Pero la felicidad del Gobierno no es completa. La radio televisión pública estatal (RTVE) no está aún bajo su férreo control y se permite informar -en aras de la independencia y pluralidad exigible a todo medio público-, no sólo de las bondades de la reforma que el Ejecutivo manifiesta por boca de todos sus miembros, sino también de lo que opinan sobre la misma la oposición política e, incluso, las críticas que vierten otras instituciones de la nación como las organizaciones sindicales u otro tipo de asociaciones vinculadas con el mundo laboral. ¡Y hasta ahí se podría llegar!

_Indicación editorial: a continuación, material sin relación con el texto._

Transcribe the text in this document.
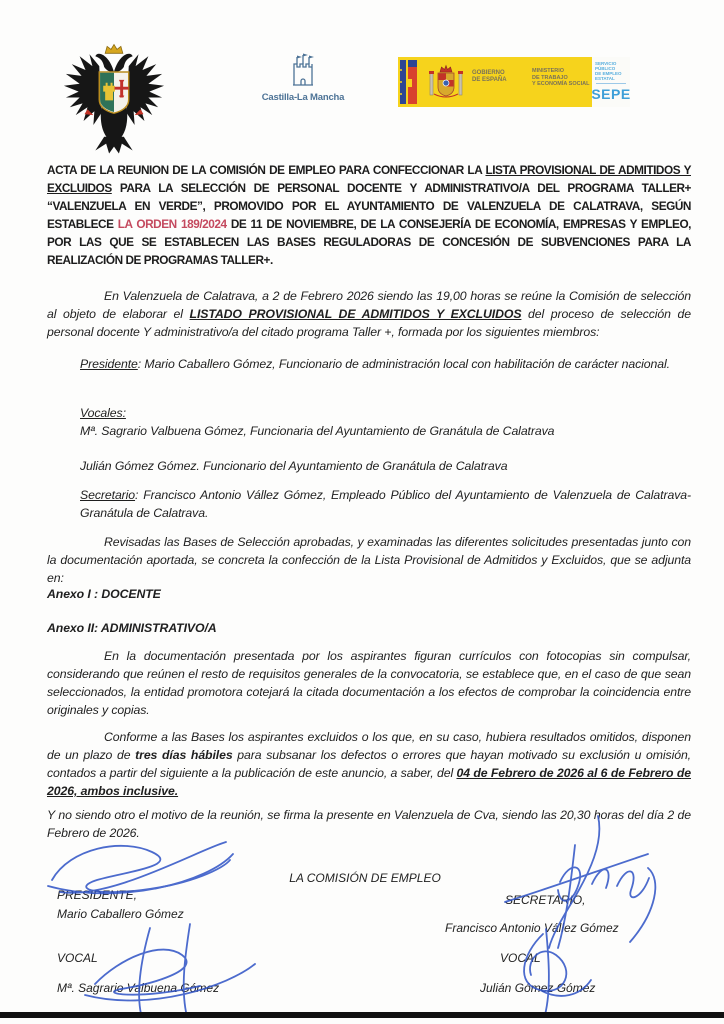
Castilla-La Mancha
GOBIERNO
DE ESPAÑA
MINISTERIO
DE TRABAJO
Y ECONOMÍA SOCIAL
SERVICIO PÚBLICO
DE EMPLEO ESTATAL
SEPE
ACTA DE LA REUNION DE LA COMISIÓN DE EMPLEO PARA CONFECCIONAR LA LISTA PROVISIONAL DE ADMITIDOS Y EXCLUIDOS PARA LA SELECCIÓN DE PERSONAL DOCENTE Y ADMINISTRATIVO/A DEL PROGRAMA TALLER+ “VALENZUELA EN VERDE”, PROMOVIDO POR EL AYUNTAMIENTO DE VALENZUELA DE CALATRAVA, SEGÚN ESTABLECE LA ORDEN 189/2024 DE 11 DE NOVIEMBRE, DE LA CONSEJERÍA DE ECONOMÍA, EMPRESAS Y EMPLEO, POR LAS QUE SE ESTABLECEN LAS BASES REGULADORAS DE CONCESIÓN DE SUBVENCIONES PARA LA REALIZACIÓN DE PROGRAMAS TALLER+.
En Valenzuela de Calatrava, a 2 de Febrero 2026 siendo las 19,00 horas se reúne la Comisión de selección al objeto de elaborar el LISTADO PROVISIONAL DE ADMITIDOS Y EXCLUIDOS del proceso de selección de personal docente Y administrativo/a del citado programa Taller +, formada por los siguientes miembros:
Presidente: Mario Caballero Gómez, Funcionario de administración local con habilitación de carácter nacional.
Vocales:
Mª. Sagrario Valbuena Gómez, Funcionaria del Ayuntamiento de Granátula de Calatrava
Julián Gómez Gómez. Funcionario del Ayuntamiento de Granátula de Calatrava
Secretario: Francisco Antonio Vállez Gómez, Empleado Público del Ayuntamiento de Valenzuela de Calatrava-Granátula de Calatrava.
Revisadas las Bases de Selección aprobadas, y examinadas las diferentes solicitudes presentadas junto con la documentación aportada, se concreta la confección de la Lista Provisional de Admitidos y Excluidos, que se adjunta en:
Anexo I : DOCENTE
Anexo II: ADMINISTRATIVO/A
En la documentación presentada por los aspirantes figuran currículos con fotocopias sin compulsar, considerando que reúnen el resto de requisitos generales de la convocatoria, se establece que, en el caso de que sean seleccionados, la entidad promotora cotejará la citada documentación a los efectos de comprobar la coincidencia entre originales y copias.
Conforme a las Bases los aspirantes excluidos o los que, en su caso, hubiera resultados omitidos, disponen de un plazo de tres días hábiles para subsanar los defectos o errores que hayan motivado su exclusión u omisión, contados a partir del siguiente a la publicación de este anuncio, a saber, del 04 de Febrero de 2026 al 6 de Febrero de 2026, ambos inclusive.
Y no siendo otro el motivo de la reunión, se firma la presente en Valenzuela de Cva, siendo las 20,30 horas del día 2 de Febrero de 2026.
LA COMISIÓN DE EMPLEO
PRESIDENTE,
Mario Caballero Gómez
SECRETARIO,
Francisco Antonio Vállez Gómez
VOCAL
Mª. Sagrario Valbuena Gómez
VOCAL
Julián Gómez Gómez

En el palacio de la Moncloa han saltado todas las alarmas con la experiencia de los últimos días y de súbito se han olvidado de cualquier otro problema -económico o no- por el que atraviesa el país y han decidido darle prioridad absoluta a la designación de un nuevo presidente de RTVE para que enmiende lo antes posible esta situación.

Han sido múltiples los reconocimientos nacionales e internacionales cosechados en los últimos años por los medios estatales de comunicación -especialmente sus programas informativos- pero esta circunstancia no será óbice para que el Gobierno de Mariano Rajoy haga tabla rasa de todo ello y proceda al cambio del cambio para volver a los Urdaci, Buruaga o Dávila. Tiempo al tiempo.

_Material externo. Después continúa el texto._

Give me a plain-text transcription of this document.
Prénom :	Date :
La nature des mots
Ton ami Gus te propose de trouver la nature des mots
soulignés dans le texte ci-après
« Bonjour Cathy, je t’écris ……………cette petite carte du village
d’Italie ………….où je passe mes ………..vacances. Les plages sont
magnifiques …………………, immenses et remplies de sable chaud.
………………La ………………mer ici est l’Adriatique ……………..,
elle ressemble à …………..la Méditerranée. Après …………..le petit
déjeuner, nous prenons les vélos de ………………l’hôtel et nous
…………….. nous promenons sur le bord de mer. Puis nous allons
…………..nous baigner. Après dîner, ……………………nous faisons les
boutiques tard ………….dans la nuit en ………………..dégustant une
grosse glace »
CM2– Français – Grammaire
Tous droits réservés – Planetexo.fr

El referente más cercano lo tenemos en Castilla-La Mancha. Su presidenta, María Dolores De Cospedal, que siempre se había mostrado partidaria de una televisión pública imparcial, independiente, objetiva y centrada, hasta el punto de que en su defensa llegó a tener una tensa refriega con una presentadora de TVE, cuando llegó la hora de la verdad nombró responsable de la televisión pública castellano-manchega a Ignacio Villa; persona que representa, justamente, el reverso de todo aquello que De Cospedal decía defender. Tertuliano controvertido, sectario, incendiario y bronco hasta la insolencia -sólo hay que recordar sus intervenciones en 59 segundos (TVE), Madrid opina (Telemadrid) o Al rojo vivo (La Sexta)- este periodista defiende posiciones beligerantemente prohibicionistas en relación con asuntos como el aborto, el matrimonio homosexual, la eutanasia o la investigación embrionaria. ¿Se parece en algo su forma de pensar y actitud al talante centrado, objetivo, independiente e imparcial que la mano derecha de Rajoy presume exigir a una televisión pública?

No obstante, teniendo en cuenta que a la chita callando el nuevo presidente de Gobierno está haciendo bueno al que le designó, puede ser que la televisión de los Urdaci, Buruaga o Dávila se estime excesivamente tolerante y se promueva otra más parecida a aquel noticiario franquista que daba paso a las películas censuradas de los años 50 a los 70: el NO-DO. Quizás sea premonitorio que la obra artística de ARCO que, antes de abrir sus puertas, haya cobrado todo el protagonismo de la feria sea la de la figura del general Franco en el interior de un frigorífico decorado con el diseño de Coca-Cola.  Un fantasma congelado todavía en la mente de muchos españoles.